For redemption retries, send:

• Idempotency-Key: <stable-unique-key-per-purchase-attempt>

If you do not pass Idempotency-Key, the server generates one automatically, but then retries from your client cannot be safely deduplicated.

Endpoint 1: List Store Items

GET /store

Returns active items that are currently available and in stock.

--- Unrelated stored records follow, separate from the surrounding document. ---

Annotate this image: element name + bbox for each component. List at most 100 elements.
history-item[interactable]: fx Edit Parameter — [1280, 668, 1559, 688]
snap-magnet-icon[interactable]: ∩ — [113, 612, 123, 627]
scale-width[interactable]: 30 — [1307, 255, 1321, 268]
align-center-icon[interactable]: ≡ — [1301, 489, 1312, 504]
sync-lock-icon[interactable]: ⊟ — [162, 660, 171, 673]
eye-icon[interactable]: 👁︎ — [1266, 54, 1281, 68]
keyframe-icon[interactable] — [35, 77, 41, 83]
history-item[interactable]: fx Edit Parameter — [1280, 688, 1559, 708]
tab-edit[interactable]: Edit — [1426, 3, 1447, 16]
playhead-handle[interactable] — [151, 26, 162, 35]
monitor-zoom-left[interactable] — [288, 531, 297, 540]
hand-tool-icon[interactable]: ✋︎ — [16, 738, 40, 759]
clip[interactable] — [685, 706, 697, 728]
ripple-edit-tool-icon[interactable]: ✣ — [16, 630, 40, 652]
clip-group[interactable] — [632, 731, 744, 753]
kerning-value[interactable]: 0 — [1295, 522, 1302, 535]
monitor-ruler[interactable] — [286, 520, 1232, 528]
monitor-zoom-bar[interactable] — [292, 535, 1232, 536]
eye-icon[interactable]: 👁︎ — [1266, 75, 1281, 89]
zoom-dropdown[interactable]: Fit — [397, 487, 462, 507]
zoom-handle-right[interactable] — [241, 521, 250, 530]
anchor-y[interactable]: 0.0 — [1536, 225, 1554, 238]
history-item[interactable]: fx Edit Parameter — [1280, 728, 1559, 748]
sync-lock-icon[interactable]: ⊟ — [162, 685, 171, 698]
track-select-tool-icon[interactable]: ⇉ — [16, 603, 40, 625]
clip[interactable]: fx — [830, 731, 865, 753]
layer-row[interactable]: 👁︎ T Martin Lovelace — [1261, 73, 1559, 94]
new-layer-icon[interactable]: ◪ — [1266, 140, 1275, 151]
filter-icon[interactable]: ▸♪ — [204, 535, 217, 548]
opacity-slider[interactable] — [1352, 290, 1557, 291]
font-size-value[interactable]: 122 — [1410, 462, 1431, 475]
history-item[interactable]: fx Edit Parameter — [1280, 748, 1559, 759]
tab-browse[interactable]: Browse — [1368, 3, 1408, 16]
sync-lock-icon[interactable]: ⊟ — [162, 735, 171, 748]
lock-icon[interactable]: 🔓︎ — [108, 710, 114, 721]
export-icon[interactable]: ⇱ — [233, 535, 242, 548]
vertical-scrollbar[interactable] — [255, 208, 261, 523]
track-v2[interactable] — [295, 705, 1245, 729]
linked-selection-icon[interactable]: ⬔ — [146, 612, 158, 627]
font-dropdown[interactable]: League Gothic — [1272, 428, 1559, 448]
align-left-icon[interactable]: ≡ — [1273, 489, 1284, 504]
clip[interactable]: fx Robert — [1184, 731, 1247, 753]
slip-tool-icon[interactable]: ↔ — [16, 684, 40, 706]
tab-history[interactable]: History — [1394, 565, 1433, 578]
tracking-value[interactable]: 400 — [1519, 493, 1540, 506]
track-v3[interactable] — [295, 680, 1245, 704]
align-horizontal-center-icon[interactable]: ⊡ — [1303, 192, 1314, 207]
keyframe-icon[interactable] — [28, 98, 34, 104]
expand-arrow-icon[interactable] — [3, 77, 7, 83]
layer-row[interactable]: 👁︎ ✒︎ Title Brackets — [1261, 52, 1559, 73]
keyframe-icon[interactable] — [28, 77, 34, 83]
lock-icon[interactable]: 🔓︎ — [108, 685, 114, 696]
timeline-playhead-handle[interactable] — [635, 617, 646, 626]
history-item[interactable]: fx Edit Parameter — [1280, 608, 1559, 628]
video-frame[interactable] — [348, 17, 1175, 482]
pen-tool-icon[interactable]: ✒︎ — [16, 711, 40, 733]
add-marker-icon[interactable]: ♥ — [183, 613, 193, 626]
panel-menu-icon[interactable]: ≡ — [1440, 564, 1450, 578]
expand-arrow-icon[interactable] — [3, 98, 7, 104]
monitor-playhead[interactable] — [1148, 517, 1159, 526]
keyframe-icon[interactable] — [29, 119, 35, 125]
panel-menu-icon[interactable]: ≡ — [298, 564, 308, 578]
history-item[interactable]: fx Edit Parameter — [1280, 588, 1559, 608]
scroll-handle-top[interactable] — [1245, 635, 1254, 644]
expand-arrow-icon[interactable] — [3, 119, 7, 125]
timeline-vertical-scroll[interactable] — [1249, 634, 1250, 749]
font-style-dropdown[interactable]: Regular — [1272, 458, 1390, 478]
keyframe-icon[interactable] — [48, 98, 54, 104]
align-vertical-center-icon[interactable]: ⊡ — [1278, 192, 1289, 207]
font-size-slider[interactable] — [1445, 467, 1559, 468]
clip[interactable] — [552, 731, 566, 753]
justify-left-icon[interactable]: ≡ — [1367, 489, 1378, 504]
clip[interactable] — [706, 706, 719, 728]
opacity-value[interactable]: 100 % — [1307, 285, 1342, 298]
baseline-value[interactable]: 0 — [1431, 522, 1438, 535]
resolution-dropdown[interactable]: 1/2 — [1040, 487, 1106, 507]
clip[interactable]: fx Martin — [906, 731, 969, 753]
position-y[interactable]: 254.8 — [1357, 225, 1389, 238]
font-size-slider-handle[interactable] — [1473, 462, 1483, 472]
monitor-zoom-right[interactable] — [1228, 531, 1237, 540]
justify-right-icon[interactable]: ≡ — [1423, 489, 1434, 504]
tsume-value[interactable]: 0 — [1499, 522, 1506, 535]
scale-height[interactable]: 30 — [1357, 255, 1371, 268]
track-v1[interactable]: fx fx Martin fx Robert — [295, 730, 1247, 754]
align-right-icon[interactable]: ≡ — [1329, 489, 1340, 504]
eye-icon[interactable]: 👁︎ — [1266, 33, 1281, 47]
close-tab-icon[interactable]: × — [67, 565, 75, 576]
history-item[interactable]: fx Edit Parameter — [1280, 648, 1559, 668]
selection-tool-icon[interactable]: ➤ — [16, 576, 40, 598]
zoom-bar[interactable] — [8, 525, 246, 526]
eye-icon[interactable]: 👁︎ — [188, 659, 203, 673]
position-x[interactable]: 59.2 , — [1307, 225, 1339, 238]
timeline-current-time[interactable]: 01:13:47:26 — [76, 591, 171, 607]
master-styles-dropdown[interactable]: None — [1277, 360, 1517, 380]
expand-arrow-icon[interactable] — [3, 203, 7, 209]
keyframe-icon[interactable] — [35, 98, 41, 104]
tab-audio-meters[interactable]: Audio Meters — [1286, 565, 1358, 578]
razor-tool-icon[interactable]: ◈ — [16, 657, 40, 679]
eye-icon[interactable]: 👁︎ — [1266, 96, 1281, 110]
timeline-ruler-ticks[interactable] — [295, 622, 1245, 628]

Filtering rules used by backend:

• item must be is_active = true
• available_from must be null or in the past
• available_until must be null or in the future
• item must be in stock

Response shape:

{
  "items": [
    {
      "id": 12,
      "name": "Amazon INR 100",
      "description": "Gift card",
      "item_type": "voucher",
      "brand_name": "Amazon",
      "image_url": "https://cdn.example.com/amazon-100.png",
      "gem_cost": 150,
      "is_featured": true,
      "available_from": "2026-04-01T00:00:00Z",
      "available_until": null,
      "stock_remaining": 25,
      "in_stock": true
    }
  ]
}

stock_remaining semantics:

• finite integer for limited stock
• null when stock is effectively unlimited

Reference: List store items

Endpoint 2: Redeem Store Item

POST /store/redeem

Request body:

{
  "store_item_id": 12,
  "shipping_address": null
}

shipping_address is required when the item uses webhook/physical fulfillment.

Physical example:

{
  "store_item_id": 99,
  "shipping_address": {
    "name": "Rahul Nema",
    "line1": "123 MG Road",
    "line2": "Near Metro",
    "city": "Bengaluru",
    "state": "Karnataka",
    "pincode": "560001",
    "phone": "+919999999999"
  }
}

Response shape:

{
  "id": 834,
  "status": "fulfilled",
  "gem_cost_at_time": 150,
  "fulfillment_data": {
    "code": "AMZN-XXXX-YYYY",
    "pin": "1234"
  }
}

Redemption Behavior

When redeeming:

1. Server validates item existence and availability window.
2. Server checks stock and per-player limit.
3. Server checks wallet gems.
4. Server deducts gems and records wallet transaction.
5. Server creates redemption record.
6. Fulfillment output depends on fulfillment strategy:
   • code_pool: code is claimed immediately, response often returns status = fulfilled with code/pin
   • other strategies (for example webhook/provider): response is usually status = pending until downstream fulfillment

Reference: Redeem store item

Idempotency (Critical for Production)

Use a unique Idempotency-Key per user purchase attempt and reuse the same key for retries of the same attempt.

Behavior:

• same key + same user returns existing redemption (safe retry)
• same key reused by different user returns 409

Recommended key format:

• <user-id>:<store-item-id>:<client-order-id>

Common Error Codes

• 400:
  • store item not found
  • item unavailable (inactive/not yet available/expired)
  • sold out
  • per-player limit reached
  • shipping address missing for webhook item
• 401: missing/invalid project headers or bearer token
• 402: insufficient gems
• 403: user lacks client.store permission
• 409:
  • idempotency key conflict
  • concurrent sellout race (This item just sold out; please try again)

cURL Examples

List Items

curl -X GET "http://localhost:8001/store" \
  -H "x-client-id: <client-id>" \
  -H "x-client-secret: <client-secret>" \
  -H "Authorization: Bearer <access-token>"

Redeem Voucher

curl -X POST "http://localhost:8001/store/redeem" \
  -H "x-client-id: <client-id>" \
  -H "x-client-secret: <client-secret>" \
  -H "Authorization: Bearer <access-token>" \
  -H "Idempotency-Key: user-42:item-12:order-1001" \
  -H "Content-Type: application/json" \
  -d '{"store_item_id":12}'

Redeem Physical Item

curl -X POST "http://localhost:8001/store/redeem" \
  -H "x-client-id: <client-id>" \
  -H "x-client-secret: <client-secret>" \
  -H "Authorization: Bearer <access-token>" \
  -H "Idempotency-Key: user-42:item-99:order-1002" \
  -H "Content-Type: application/json" \
  -d '{"store_item_id":99,"shipping_address":{"name":"Rahul Nema","line1":"123 MG Road","city":"Bengaluru","state":"Karnataka","pincode":"560001","phone":"+919999999999"}}'

Integration Notes for Game Teams

• Fetch /store on store screen open and periodically refresh for stock/time changes.
• Always send Idempotency-Key for redeem requests.
• Deduct gems in UI only after server confirmation; server is source of truth.
• Handle 402 with an upsell flow (earn gems / buy gems / engage in game loops).
• For pending redemptions, show "processing" state and poll your redemption history endpoint when available.